In [25]:
import sys
sys.path.append("..")  

In [26]:
import json
import pickle
from pathlib import Path

import numpy as np
import torch
from torch.nn.utils.rnn import pad_sequence
import torch.nn as nn
import torchvision.models as models

from utils.dataloader import get_transforms, load_split_ids, build_caption_dataset
from utils.caption_dataset import CaptionDataset

In [27]:
# Load vocabulary
with open("../data/processed/word2idx.json", "r") as f:
    word2idx = json.load(f)

# Load image-caption sequences (already tokenized and cleaned)
with open("../data/processed/image_caption_seqs.pkl", "rb") as f:
    image_caption_seqs = pickle.load(f)

In [28]:
# Load official splits
train_ids = load_split_ids("../data/Flickr8k_text/Flickr_8k.trainImages.txt")
val_ids   = load_split_ids("../data/Flickr8k_text/Flickr_8k.devImages.txt")
test_ids  = load_split_ids("../data/Flickr8k_text/Flickr_8k.testImages.txt")

In [29]:
# Set image folder path
image_folder = "../data/Flicker8k_Dataset"

# Define transforms
transform_train = get_transforms("train")
transform_val   = get_transforms("val")

# Build datasets using shared util function
train_dataset = build_caption_dataset(train_ids, image_caption_seqs, word2idx, image_folder, transform_train)
val_dataset   = build_caption_dataset(val_ids, image_caption_seqs, word2idx, image_folder, transform_val)
test_dataset  = build_caption_dataset(test_ids, image_caption_seqs, word2idx, image_folder, transform_val)

In [30]:
class EncoderCNN(nn.Module):
    def __init__(self, encoded_image_size=14, fine_tune=True):
        super(EncoderCNN, self).__init__()
        self.enc_image_size = encoded_image_size

        resnet = models.resnet101(pretrained=True)
        # Remove linear and pooling layers (classifier)
        modules = list(resnet.children())[:-2]
        self.resnet = nn.Sequential(*modules)

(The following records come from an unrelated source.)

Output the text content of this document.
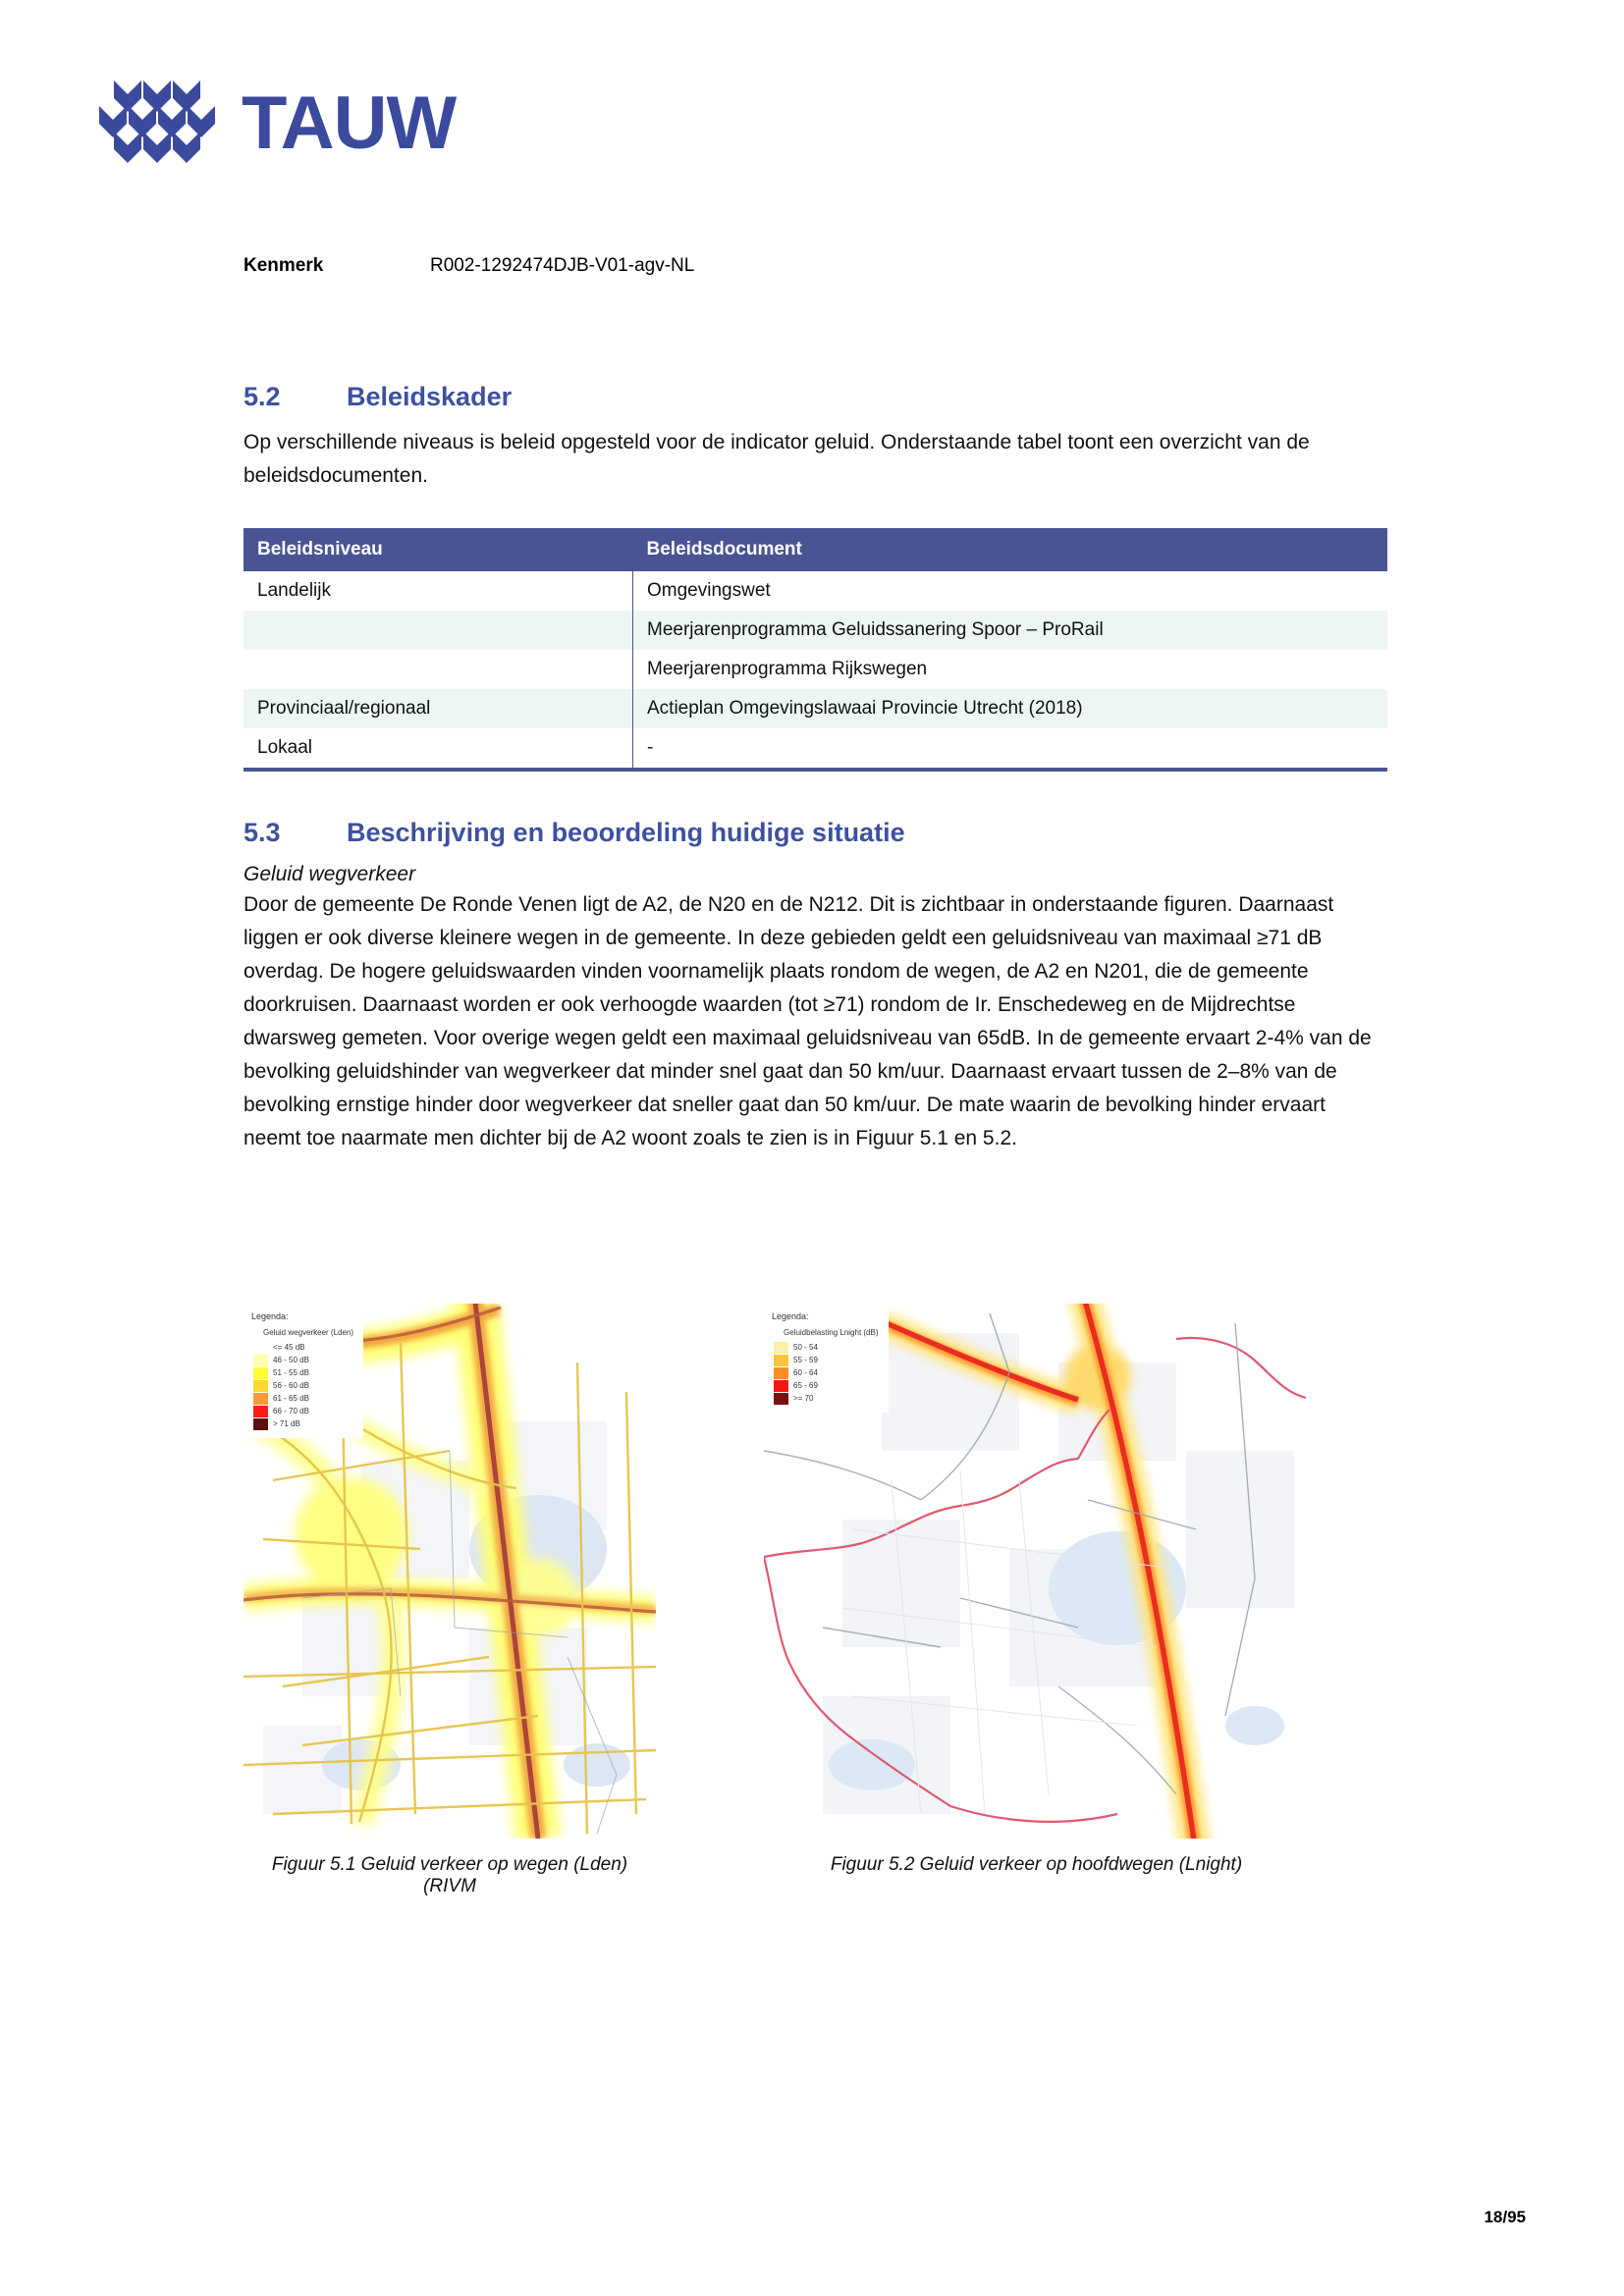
TAUW
Kenmerk	R002-1292474DJB-V01-agv-NL
5.2	Beleidskader

Op verschillende niveaus is beleid opgesteld voor de indicator geluid. Onderstaande tabel toont een overzicht van de beleidsdocumenten.

Beleidsniveau	Beleidsdocument
Landelijk	Omgevingswet
	Meerjarenprogramma Geluidssanering Spoor – ProRail
	Meerjarenprogramma Rijkswegen
Provinciaal/regionaal	Actieplan Omgevingslawaai Provincie Utrecht (2018)
Lokaal	-
5.3	Beschrijving en beoordeling huidige situatie
Geluid wegverkeer

Door de gemeente De Ronde Venen ligt de A2, de N20 en de N212. Dit is zichtbaar in onderstaande figuren. Daarnaast liggen er ook diverse kleinere wegen in de gemeente. In deze gebieden geldt een geluidsniveau van maximaal ≥71 dB overdag. De hogere geluidswaarden vinden voornamelijk plaats rondom de wegen, de A2 en N201, die de gemeente doorkruisen. Daarnaast worden er ook verhoogde waarden (tot ≥71) rondom de Ir. Enschedeweg en de Mijdrechtse dwarsweg gemeten. Voor overige wegen geldt een maximaal geluidsniveau van 65dB. In de gemeente ervaart 2-4% van de bevolking geluidshinder van wegverkeer dat minder snel gaat dan 50 km/uur. Daarnaast ervaart tussen de 2–8% van de bevolking ernstige hinder door wegverkeer dat sneller gaat dan 50 km/uur. De mate waarin de bevolking hinder ervaart neemt toe naarmate men dichter bij de A2 woont zoals te zien is in Figuur 5.1 en 5.2.

Legenda:
Geluid wegverkeer (Lden)
<= 45 dB
46 - 50 dB
51 - 55 dB
56 - 60 dB
61 - 65 dB
66 - 70 dB
> 71 dB
Figuur 5.1 Geluid verkeer op wegen (Lden) (RIVM
Legenda:
Geluidbelasting Lnight (dB)
50 - 54
55 - 59
60 - 64
65 - 69
>= 70
Figuur 5.2 Geluid verkeer op hoofdwegen (Lnight)
18/95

        # Adaptive pooling to ensure fixed size output
        self.adaptive_pool = nn.AdaptiveAvgPool2d((encoded_image_size, encoded_image_size))

        self.fine_tune(fine_tune)

    def forward(self, images):
        out = self.resnet(images)               # (batch_size, 2048, H, W)
        out = self.adaptive_pool(out)           # (batch_size, 2048, encoded_image_size, encoded_image_size)
        out = out.permute(0, 2, 3, 1)           # (batch_size, enc_size, enc_size, 2048)
        return out

    def fine_tune(self, fine_tune=True):
        for p in self.resnet.parameters():
            p.requires_grad = False

        # Unfreeze layer4 and onwards for fine-tuning
        if fine_tune:
            for c in list(self.resnet.children())[5:]:
                for p in c.parameters():
                    p.requires_grad = True

In [31]:
class Attention(nn.Module):
    def __init__(self, encoder_dim, hidden_dim, attention_dim):
        super(Attention, self).__init__()
        self.encoder_att = nn.Linear(encoder_dim, attention_dim)
        self.decoder_att = nn.Linear(hidden_dim, attention_dim)
        self.full_att = nn.Linear(attention_dim, 1)
        self.relu = nn.ReLU()
        self.softmax = nn.Softmax(dim=1)

    def forward(self, encoder_out, decoder_hidden):
        """
        encoder_out: (batch_size, num_pixels, encoder_dim)
        decoder_hidden: (batch_size, hidden_dim)
        """
        att1 = self.encoder_att(encoder_out)       # (batch_size, num_pixels, attention_dim)
        att2 = self.decoder_att(decoder_hidden).unsqueeze(1)  # (batch_size, 1, attention_dim)
        att = self.full_att(self.relu(att1 + att2)).squeeze(2)  # (batch_size, num_pixels)
        alpha = self.softmax(att)                  # (batch_size, num_pixels)
        context = (encoder_out * alpha.unsqueeze(2)).sum(dim=1)  # (batch_size, encoder_dim)
        return context, alpha

In [32]:
class DecoderRNNWithAttention(nn.Module):
    def __init__(self, attention_dim, embed_dim, hidden_dim, vocab_size, encoder_dim=2048, dropout=0.5):
        super(DecoderRNNWithAttention, self).__init__()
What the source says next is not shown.